Despite tax and regulatory change, the private rented sector in the UK is still a worthwhile investment, shows new research
Despite tax and regulatory change, the private rented sector in the UK is still a worthwhile investment as a new research shows that the buy to let market is attractive for a variety of reasons.
Even the so called accidental landlords are finding it attractive to stay in the market and many of them are even adding to their business by expanding their portfolio. These include, for example, those who enter the sector after inheriting a property.
One of the main reasons for staying is that the private rented sector makes up a large part of the UK’s lettings market and it is likely to continue to be so as there is a shortage of houses.
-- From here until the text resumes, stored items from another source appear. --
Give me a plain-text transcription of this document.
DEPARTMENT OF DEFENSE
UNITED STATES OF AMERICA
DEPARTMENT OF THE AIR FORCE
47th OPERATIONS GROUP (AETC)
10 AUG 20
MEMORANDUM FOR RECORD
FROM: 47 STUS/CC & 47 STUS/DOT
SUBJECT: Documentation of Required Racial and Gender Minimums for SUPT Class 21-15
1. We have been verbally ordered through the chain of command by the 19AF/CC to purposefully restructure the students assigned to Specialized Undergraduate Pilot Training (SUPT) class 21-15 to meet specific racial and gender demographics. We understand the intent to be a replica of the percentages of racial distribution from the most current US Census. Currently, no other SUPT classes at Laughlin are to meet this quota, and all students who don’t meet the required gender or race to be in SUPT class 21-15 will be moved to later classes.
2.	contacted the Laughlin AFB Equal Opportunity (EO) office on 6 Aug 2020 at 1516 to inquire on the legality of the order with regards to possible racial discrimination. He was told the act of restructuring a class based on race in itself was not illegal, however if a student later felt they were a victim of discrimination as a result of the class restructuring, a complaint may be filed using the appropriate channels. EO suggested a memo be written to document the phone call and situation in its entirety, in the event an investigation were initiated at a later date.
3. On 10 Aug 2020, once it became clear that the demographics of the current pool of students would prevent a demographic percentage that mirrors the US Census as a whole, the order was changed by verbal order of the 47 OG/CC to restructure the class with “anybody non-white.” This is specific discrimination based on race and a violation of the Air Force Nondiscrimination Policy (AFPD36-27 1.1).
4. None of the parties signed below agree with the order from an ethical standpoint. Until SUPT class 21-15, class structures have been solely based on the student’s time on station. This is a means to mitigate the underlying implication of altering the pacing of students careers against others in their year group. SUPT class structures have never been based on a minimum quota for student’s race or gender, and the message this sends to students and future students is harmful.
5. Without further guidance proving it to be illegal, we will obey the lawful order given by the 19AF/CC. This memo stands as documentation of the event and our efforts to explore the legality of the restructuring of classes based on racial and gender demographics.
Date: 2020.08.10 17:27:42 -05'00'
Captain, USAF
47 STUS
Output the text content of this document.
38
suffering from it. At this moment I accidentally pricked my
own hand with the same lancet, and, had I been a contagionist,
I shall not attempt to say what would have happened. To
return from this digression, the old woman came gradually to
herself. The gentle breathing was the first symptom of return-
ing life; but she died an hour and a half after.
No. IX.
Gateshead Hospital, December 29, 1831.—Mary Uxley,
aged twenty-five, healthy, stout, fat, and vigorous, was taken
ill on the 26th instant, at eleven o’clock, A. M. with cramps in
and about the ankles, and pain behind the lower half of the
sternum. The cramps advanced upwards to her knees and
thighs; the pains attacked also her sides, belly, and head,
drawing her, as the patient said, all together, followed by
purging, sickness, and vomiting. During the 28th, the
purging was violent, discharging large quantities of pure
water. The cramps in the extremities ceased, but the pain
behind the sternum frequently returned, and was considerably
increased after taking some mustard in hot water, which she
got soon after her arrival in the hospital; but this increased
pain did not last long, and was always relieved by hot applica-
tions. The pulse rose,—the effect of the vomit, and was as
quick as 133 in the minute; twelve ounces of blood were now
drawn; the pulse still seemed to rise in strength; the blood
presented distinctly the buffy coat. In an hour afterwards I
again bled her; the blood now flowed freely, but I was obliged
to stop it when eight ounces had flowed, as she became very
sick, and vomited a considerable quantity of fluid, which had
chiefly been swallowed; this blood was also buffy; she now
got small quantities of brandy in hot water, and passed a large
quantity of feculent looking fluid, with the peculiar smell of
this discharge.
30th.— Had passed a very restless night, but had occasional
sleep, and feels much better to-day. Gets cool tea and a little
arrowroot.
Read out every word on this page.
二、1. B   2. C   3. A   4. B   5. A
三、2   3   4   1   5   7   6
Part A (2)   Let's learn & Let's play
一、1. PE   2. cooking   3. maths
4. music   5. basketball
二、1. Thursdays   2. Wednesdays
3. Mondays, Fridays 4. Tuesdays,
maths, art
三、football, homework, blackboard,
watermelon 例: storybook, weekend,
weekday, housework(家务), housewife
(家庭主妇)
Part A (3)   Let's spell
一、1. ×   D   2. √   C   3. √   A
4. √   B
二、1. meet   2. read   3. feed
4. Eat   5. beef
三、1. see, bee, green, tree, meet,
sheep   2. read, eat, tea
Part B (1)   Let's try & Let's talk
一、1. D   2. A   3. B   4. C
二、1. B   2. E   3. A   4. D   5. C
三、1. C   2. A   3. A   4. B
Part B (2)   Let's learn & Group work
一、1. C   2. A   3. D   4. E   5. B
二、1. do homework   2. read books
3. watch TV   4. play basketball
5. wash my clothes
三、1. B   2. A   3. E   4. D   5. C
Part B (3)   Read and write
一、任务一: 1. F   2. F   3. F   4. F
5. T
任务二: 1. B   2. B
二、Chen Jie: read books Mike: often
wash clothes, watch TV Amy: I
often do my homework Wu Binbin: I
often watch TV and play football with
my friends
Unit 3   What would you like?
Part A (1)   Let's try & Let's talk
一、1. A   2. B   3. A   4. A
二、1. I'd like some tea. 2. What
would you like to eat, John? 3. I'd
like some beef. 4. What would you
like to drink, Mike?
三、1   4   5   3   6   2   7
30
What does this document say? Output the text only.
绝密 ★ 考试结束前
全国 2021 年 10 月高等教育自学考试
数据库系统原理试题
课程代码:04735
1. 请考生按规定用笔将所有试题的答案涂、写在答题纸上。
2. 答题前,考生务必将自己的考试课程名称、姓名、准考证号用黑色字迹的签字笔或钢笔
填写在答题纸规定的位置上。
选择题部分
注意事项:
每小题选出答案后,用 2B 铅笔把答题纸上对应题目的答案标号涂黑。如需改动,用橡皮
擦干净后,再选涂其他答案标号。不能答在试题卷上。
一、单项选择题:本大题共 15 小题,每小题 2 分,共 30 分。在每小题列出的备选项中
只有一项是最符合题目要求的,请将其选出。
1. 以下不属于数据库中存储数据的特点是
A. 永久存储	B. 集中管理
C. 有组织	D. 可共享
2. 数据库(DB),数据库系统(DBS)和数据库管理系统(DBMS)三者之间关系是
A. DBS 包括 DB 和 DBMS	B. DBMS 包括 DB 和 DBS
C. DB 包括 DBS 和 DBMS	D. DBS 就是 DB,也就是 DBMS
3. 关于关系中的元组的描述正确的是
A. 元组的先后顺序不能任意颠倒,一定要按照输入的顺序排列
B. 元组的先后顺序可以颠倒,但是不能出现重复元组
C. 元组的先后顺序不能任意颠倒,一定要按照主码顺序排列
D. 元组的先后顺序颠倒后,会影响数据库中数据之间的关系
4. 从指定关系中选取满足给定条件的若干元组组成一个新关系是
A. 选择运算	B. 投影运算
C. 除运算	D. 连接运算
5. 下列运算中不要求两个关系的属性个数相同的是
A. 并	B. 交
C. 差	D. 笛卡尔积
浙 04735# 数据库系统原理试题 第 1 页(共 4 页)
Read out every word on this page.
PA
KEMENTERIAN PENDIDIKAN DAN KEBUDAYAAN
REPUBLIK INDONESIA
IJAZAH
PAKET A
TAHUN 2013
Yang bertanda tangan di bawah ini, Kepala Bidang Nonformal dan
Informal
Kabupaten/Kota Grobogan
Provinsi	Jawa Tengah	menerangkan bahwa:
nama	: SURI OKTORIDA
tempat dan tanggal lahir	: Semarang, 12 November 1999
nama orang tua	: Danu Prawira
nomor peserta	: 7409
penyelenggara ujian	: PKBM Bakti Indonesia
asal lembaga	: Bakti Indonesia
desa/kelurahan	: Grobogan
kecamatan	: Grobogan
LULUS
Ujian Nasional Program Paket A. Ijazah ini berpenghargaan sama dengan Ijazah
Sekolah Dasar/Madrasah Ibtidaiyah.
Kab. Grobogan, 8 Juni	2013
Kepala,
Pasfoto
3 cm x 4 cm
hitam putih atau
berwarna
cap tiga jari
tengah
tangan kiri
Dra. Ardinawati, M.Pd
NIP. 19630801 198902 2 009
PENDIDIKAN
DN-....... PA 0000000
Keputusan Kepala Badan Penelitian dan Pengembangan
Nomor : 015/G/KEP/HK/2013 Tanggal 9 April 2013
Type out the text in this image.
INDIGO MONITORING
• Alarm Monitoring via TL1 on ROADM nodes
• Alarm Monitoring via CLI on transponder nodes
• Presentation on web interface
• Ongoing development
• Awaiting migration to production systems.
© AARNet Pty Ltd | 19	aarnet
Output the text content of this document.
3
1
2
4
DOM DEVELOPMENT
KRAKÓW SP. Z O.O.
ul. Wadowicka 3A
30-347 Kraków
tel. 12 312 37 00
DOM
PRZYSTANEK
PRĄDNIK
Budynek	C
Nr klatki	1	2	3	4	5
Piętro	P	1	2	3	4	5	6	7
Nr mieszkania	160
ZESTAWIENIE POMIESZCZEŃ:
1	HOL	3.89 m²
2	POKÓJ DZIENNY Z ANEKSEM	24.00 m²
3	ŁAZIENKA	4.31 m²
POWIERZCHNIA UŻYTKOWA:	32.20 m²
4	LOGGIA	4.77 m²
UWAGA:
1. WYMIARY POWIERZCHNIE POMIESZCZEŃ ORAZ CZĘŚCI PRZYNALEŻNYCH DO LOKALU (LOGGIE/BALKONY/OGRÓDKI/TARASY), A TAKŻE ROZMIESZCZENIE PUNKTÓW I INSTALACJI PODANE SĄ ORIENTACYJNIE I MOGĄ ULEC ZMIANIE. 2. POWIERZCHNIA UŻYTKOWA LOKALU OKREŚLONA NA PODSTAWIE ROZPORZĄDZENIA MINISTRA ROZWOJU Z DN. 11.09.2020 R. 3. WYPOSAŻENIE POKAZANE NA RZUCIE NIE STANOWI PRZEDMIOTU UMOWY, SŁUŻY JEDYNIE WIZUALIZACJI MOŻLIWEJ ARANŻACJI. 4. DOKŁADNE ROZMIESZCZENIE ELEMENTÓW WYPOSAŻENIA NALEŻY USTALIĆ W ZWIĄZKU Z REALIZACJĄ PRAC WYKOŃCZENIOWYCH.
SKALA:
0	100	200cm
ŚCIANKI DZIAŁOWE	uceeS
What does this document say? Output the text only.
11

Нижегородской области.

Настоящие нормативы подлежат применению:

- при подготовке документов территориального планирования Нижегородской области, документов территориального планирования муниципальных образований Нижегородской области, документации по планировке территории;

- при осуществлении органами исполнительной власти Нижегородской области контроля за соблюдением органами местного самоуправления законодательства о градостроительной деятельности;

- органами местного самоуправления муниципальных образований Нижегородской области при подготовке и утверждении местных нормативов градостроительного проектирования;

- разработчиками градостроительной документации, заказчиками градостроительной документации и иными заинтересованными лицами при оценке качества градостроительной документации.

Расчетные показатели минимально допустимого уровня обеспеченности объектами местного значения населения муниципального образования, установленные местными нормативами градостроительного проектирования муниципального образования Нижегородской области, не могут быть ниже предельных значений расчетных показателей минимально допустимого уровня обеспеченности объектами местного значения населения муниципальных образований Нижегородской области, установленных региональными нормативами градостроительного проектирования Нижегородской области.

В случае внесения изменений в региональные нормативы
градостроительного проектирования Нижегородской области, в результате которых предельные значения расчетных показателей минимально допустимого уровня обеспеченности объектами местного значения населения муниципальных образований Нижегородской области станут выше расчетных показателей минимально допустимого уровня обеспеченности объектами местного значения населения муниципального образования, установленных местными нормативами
Indeed, new research from Foundation Home Loans shows that 17% of existing landlords plan to increase the size of their portfolio in the next 12 months and a growing number overall are accidental landlords.
Some 14% of existing landlords describe themselves as ‘accidental’ due to a change in circumstances such as marriage or relocation while 9% inherited the property that they let out.
However, 23% of all landlords became a landlord exclusively for financial reasons as they considered it to be an attractive investment for funding their post-retirement stage, with 21% planning to use earned rental income to fund their expenses after retirement.
Some 21% described themselves as full time landlords and do not have another job, while 19% say that they have a part time job and 60% are landlords while having a full time job. The greatest proportion of full time landlords who do not have another job are located in London.
Marketing director at Foundation Home Loans, Jeff Knight said, with so much regulation introduced into the buy to let market in the last few years, it could be easy for those who are unplanned landlords to make a swift exit rather than stay and navigate the red tape.
No matter how they found themselves owning rental property, it’s clear landlords are interested by the buy to let market for a variety of reasons and objectives, financial or otherwise.
Knight added that considering the rental sector forms an increasingly important part of the housing mix, landlords need to be armed with the right advice. The findings indicate plenty of the accidental landlords are looking to expand their portfolios and remain invested in the market, which will ultimately have a positive impact on quality and choice for renters.